Imagine a customer searching Amazon for "moisturizer for sensitive skin," only to find your product listing buried beneath countless competitors. The culprit? Traditional keyword-stuffing approaches that fail to meet the sophisticated demands of Amazon's Cosmo algorithm.
Amazon's search technology has evolved beyond simple keyword matching. The Cosmo system represents a fundamental shift toward semantic understanding - analyzing customer intent, purchase behaviors, and contextual relationships to deliver more relevant results.
From Keywords to Context: The Cosmo Difference
Unlike its predecessor A9, Cosmo doesn't simply match search terms to product listings. Instead, it builds comprehensive knowledge graphs by analyzing millions of search-purchase patterns, co-purchase behaviors, and other data points to understand the deeper motivations behind customer queries.
This semantic approach relies on 15 structured relationships that form the foundation of product understanding.
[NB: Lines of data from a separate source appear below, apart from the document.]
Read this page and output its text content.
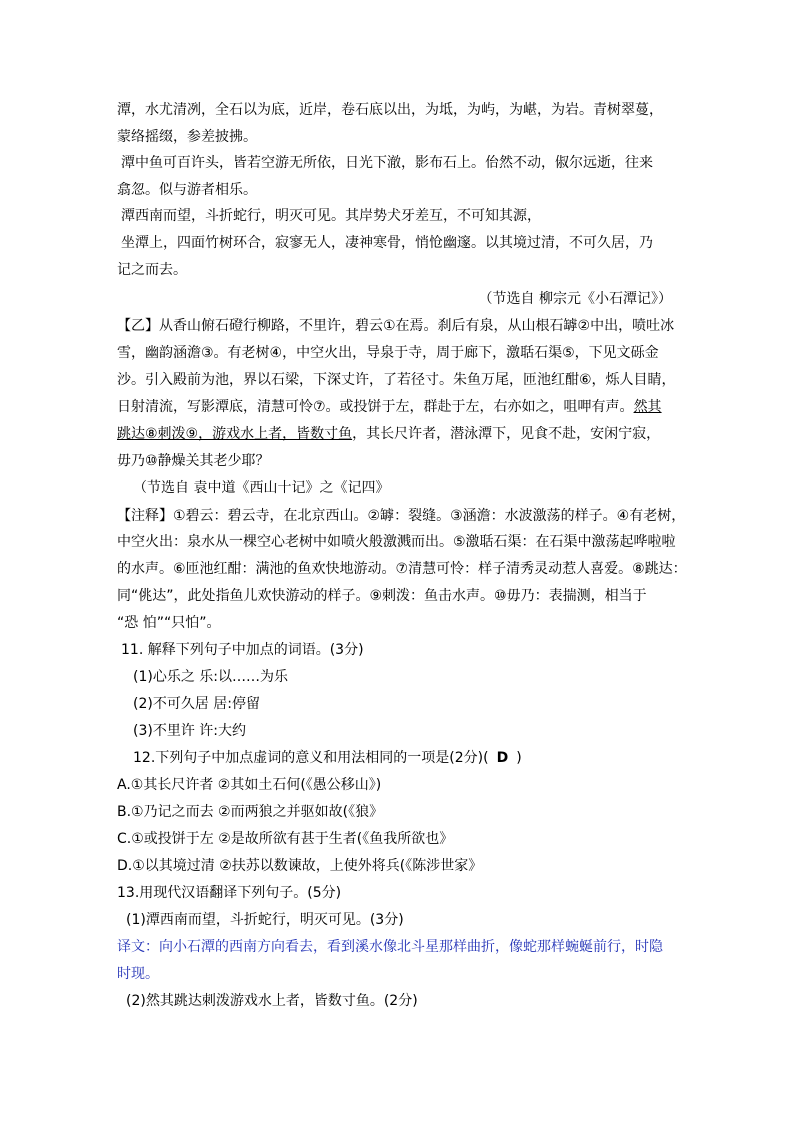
潭，水尤清冽，全石以为底，近岸，卷石底以出，为坻，为屿，为嵁，为岩。青树翠蔓，
蒙络摇缀，参差披拂。
潭中鱼可百许头，皆若空游无所依，日光下澈，影布石上。佁然不动，俶尔远逝，往来
翕忽。似与游者相乐。
潭西南而望，斗折蛇行，明灭可见。其岸势犬牙差互，不可知其源，
坐潭上，四面竹树环合，寂寥无人，凄神寒骨，悄怆幽邃。以其境过清，不可久居，乃
记之而去。
（节选自 柳宗元《小石潭记》）
【乙】从香山俯石磴行柳路，不里许，碧云①在焉。刹后有泉，从山根石罅②中出，喷吐冰
雪，幽韵涵澹③。有老树④，中空火出，导泉于寺，周于廊下，激聒石渠⑤，下见文砾金
沙。引入殿前为池，界以石梁，下深丈许，了若径寸。朱鱼万尾，匝池红酣⑥，烁人目睛，
日射清流，写影潭底，清慧可怜⑦。或投饼于左，群赴于左，右亦如之，咀呷有声。然其
跳达⑧刺泼⑨，游戏水上者，皆数寸鱼，其长尺许者，潜泳潭下，见食不赴，安闲宁寂，
毋乃⑩静燥关其老少耶？
（节选自 袁中道《西山十记》之《记四》
【注释】①碧云：碧云寺，在北京西山。②罅：裂缝。③涵澹：水波激荡的样子。④有老树，
中空火出：泉水从一棵空心老树中如喷火般激溅而出。⑤激聒石渠：在石渠中激荡起哗啦啦
的水声。⑥匝池红酣：满池的鱼欢快地游动。⑦清慧可怜：样子清秀灵动惹人喜爱。⑧跳达：
同“佻达”，此处指鱼儿欢快游动的样子。⑨刺泼：鱼击水声。⑩毋乃：表揣测，相当于
“恐 怕”“只怕”。
11. 解释下列句子中加点的词语。(3分)
(1)心乐之 乐:以……为乐
(2)不可久居 居:停留
(3)不里许 许:大约
12.下列句子中加点虚词的意义和用法相同的一项是(2分)( D )
A.①其长尺许者 ②其如土石何(《愚公移山》)
B.①乃记之而去 ②而两狼之并驱如故(《狼》
C.①或投饼于左 ②是故所欲有甚于生者(《鱼我所欲也》
D.①以其境过清 ②扶苏以数谏故，上使外将兵(《陈涉世家》
13.用现代汉语翻译下列句子。(5分)
(1)潭西南而望，斗折蛇行，明灭可见。(3分)
译文：向小石潭的西南方向看去，看到溪水像北斗星那样曲折，像蛇那样蜿蜒前行，时隐
时现。
(2)然其跳达刺泼游戏水上者，皆数寸鱼。(2分)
By naturally incorporating these relationships throughout your listing - in titles, bullet points, images, and A+ content - sellers can dramatically improve both visibility and conversion rates.
The 15 Semantic Relationships That Power Product Discovery
1. Function & Usage: What Does the Product Do?
These relationships define a product's core capabilities and practical applications:
- used_for_func : Primary functions (e.g., "cleans pores," "removes oil")
- capable_of : Product capabilities (e.g., "keeps liquids hot for 12 hours")
- used_to : Specific actions enabled (e.g., "tightens screws," "assembles furniture")
2. Concept & Identity: What Is the Product?
These relationships establish categorical and conceptual positioning:
- used_as : Functional classifications (e.g., "fitness tracker," "health monitor")
- is_a : Product categories (e.g., "formal wear," "casual apparel")
3. Contextual Scenarios: When and Where Is It Used?
These relationships connect products to specific environments and situations:
- used_for_eve : Applicable events/activities (e.g., "beach vacation," "outdoor sports")
- used_on : Temporal usage (e.g., "dry winter months," "during sleep")
- used_in_loc : Physical locations (e.g., "bedroom," "office")
- used_in_body : Body applications (e.g., "facial use," "sensitive skin")
4. Audience & User Psychology: Who Uses It and Why?
These relationships define target users and their motivations:
- used_for_aud : Target demographics (e.g., "children 3-6 years")
- used_by : User identities (e.g., "cat owners," "pet lovers")
- xIs_a : User characteristics (e.g., "pregnant women")
- xInterested_in : User interests (e.g., "gardening," "DIY projects")
- xWant : User desires (e.g., "running," "hiking")
5. Complementary Relationships: What Works With It?
This relationship identifies product synergies:
- used_with : Complementary products (e.g., "phone case with screen protector")
Implementing Semantic Optimization
Effective semantic optimization requires natural integration across all listing elements:
- Visual storytelling that demonstrates usage scenarios (e.g., showing families using products)
- A+ content that highlights capabilities through both text and imagery
- Bullet points that address multiple semantic relationships simultaneously
Advanced sellers can leverage analytics to track performance across semantic dimensions, refining listings based on which relationships generate the strongest customer engagement and conversion rates.
This semantic approach transforms product listings from static keyword repositories into dynamic, intent-matching tools that speak directly to customer needs - the key to standing out in Amazon's increasingly sophisticated marketplace.